SAS: Segment Any 3D Scene with Integrated 2D Priors
Zhuoyuan Li, Jiahao Lu, Jiacheng Deng, Hanzhi Chang, Lifan Wu, Yanzhe Liang, Tianzhu Zhang
TL;DR
SAS tackles open vocabulary 3D scene understanding by integrating multiple 2D foundation models through a four-stage pipeline: Model Alignment via Text aligns 2D model embeddings in a shared space using captions, Annotation-free Model Capability Construction quantifies each model's recognition capabilities with diffusion-based synthetic data, Feature Fusion merges aligned 2D features under capability guidance, and Distillation transfers the fused 2D knowledge to a 3D encoder. The approach yields strong zero-shot and long-tail performance across indoor and outdoor datasets (ScanNet v2, Matterport3D, nuScenes) and extends to 3D Gaussian and instance segmentation, demonstrating broad generalization.
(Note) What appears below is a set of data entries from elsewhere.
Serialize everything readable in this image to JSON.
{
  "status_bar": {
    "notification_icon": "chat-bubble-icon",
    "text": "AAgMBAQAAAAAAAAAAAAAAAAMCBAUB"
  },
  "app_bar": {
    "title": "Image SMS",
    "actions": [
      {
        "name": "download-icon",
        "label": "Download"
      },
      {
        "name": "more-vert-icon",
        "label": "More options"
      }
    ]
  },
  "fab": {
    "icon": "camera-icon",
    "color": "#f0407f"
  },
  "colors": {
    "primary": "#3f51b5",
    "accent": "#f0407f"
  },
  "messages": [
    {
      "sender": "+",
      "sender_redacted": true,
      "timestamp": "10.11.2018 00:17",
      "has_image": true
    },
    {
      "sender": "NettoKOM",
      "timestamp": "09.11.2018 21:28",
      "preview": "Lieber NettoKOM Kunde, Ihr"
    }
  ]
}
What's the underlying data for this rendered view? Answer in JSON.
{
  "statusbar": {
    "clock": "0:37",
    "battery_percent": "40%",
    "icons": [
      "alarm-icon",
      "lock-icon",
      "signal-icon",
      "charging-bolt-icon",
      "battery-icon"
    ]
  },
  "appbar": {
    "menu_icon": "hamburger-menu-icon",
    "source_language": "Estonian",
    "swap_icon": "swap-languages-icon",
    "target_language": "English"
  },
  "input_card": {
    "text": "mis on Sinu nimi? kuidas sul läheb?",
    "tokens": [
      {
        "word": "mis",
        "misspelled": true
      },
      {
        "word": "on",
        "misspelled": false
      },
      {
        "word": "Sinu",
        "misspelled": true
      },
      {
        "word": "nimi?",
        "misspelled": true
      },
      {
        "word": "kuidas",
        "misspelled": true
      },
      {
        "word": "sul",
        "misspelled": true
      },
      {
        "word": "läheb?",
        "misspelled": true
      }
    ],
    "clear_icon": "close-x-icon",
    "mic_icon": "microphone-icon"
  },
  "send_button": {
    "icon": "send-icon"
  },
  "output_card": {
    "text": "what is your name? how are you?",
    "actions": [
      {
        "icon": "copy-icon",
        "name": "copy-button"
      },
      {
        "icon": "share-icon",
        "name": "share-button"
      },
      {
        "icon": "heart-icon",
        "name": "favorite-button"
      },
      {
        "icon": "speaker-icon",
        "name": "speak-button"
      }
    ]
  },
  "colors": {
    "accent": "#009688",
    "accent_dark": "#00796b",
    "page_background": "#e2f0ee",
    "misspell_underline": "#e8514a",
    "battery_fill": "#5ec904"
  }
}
Key innovations include explicit modeling of 2D model capabilities via diffusion-driven synthetic imagery and a capability-guided fusion strategy, as well as a dual distillation regime combining superpoint and temporal ensembling self-distillation. These contributions offer a practical and scalable path to leveraging multiple 2D priors for robust 3D open vocabulary perception with significant performance gains over prior work.
Abstract
The open vocabulary capability of 3D models is increasingly valued, as traditional methods with models trained with fixed categories fail to recognize unseen objects in complex dynamic 3D scenes. In this paper, we propose a simple yet effective approach, SAS, to integrate the open vocabulary capability of multiple 2D models and migrate it to 3D domain. Specifically, we first propose Model Alignment via Text to map different 2D models into the same embedding space using text as a bridge. Then, we propose Annotation-Free Model Capability Construction to explicitly quantify the 2D model's capability of recognizing different categories using diffusion models. Following this, point cloud features from different 2D models are fused with the guide of constructed model capabilities. Finally, the integrated 2D open vocabulary capability is transferred to 3D domain through feature distillation. SAS outperforms previous methods by a large margin across multiple datasets, including ScanNet v2, Matterport3D, and nuScenes, while its generalizability is further validated on downstream tasks, e.g., gaussian segmentation and instance segmentation.